The ‘Innovation in New Zealand’ survey to August 2009, of almost 36,000 companies with six or more employees, indicated that 46% implemented some form of innovation activity in the past couple of years, the same rate as in 2007 and 2005 when the information was first collected. Four types of innovation, product, process, marketing or organisational were categorised by the department.

“The report does provide evidence that larger businesses have a higher innovation rate and are more active in research and development,” said Shaun Hendy, deputy director of the MacDiarmid Institute for Advanced Materials and Nanotechnology, and a science and innovation blogger.

“The other pleasant surprise is that our small to medium businesses with 20 to 49 employees, particularly those in manufacturing, tend to be those innovating on a world stage.”

Of the almost 1,300 businesses with 20-49 employees who had product innovations, 48% introduced new to New Zealand products and 23% introduced new to the world products in the two years to 2009. In its commentary, Statistics NZ says this can be explained through markets.

“The New Zealand market is small compared with the world market, so the number of products is limited,” the report said.

“Therefore there is greater scope in the New Zealand market to create innovative products. New Zealand businesses may introduce products from overseas to the New Zealand market, so the products are therefore new to New Zealand. The world market has a greater product range, and therefore possibly more innovative products, so the scope to innovate something new to the world is limited.”
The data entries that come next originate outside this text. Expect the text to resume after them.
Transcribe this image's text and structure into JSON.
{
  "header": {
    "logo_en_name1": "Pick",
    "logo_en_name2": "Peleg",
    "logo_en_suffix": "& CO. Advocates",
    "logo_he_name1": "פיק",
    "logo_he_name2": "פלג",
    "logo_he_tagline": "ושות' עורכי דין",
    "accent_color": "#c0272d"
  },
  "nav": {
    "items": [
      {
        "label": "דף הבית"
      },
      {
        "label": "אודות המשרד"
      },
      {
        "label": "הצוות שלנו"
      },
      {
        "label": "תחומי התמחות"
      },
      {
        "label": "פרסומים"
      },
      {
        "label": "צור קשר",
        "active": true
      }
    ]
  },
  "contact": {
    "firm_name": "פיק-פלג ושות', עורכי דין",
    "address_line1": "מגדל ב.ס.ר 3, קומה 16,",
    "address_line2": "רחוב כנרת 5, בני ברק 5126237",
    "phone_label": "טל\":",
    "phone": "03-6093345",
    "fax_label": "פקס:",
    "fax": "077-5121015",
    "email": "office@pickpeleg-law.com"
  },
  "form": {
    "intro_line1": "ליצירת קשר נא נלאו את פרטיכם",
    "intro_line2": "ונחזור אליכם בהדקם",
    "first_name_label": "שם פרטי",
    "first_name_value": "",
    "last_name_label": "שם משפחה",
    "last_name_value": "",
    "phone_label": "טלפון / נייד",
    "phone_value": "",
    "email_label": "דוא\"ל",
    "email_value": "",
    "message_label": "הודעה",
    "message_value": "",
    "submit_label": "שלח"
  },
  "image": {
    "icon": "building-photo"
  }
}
The report clearly showed that innovative companies had higher performance indicators than non-innovators. Forty seven percent of innovative companies had an increase in sales compared to 35% for non-innovators, 39% an increase in productivity compared to 23% for non-innovators, 34% of innovators an increase in profitability against 29% for non-innovators and 30% of innovators had an increase in market share compared to 14% of non-innovators.

Of those companies that describe themselves as product innovators, 39% reported that more than 10% of sales came from new or improved products.

In total, businesses spent $2.5 billion on product development activities, equivalent to 0.5% of total expenditure. The telecommunications industry had the highest average spend per business at $830,000 a year, while 55% of businesses who invested in innovation spent more than $1,000 per employee.

Hendy said one disappointing feature of the survey is that New Zealand’s innovation rate has remained static since the last one in 2007.

“Businesses perceive that the most important barriers to innovation as being its cost and a lack of management time and resource,” he said. “In fact these concerns have increased. These constraints are presumably more significant for smaller businesses, so New Zealand’s preponderance of small businesses must contribute to our poor innovation performance.”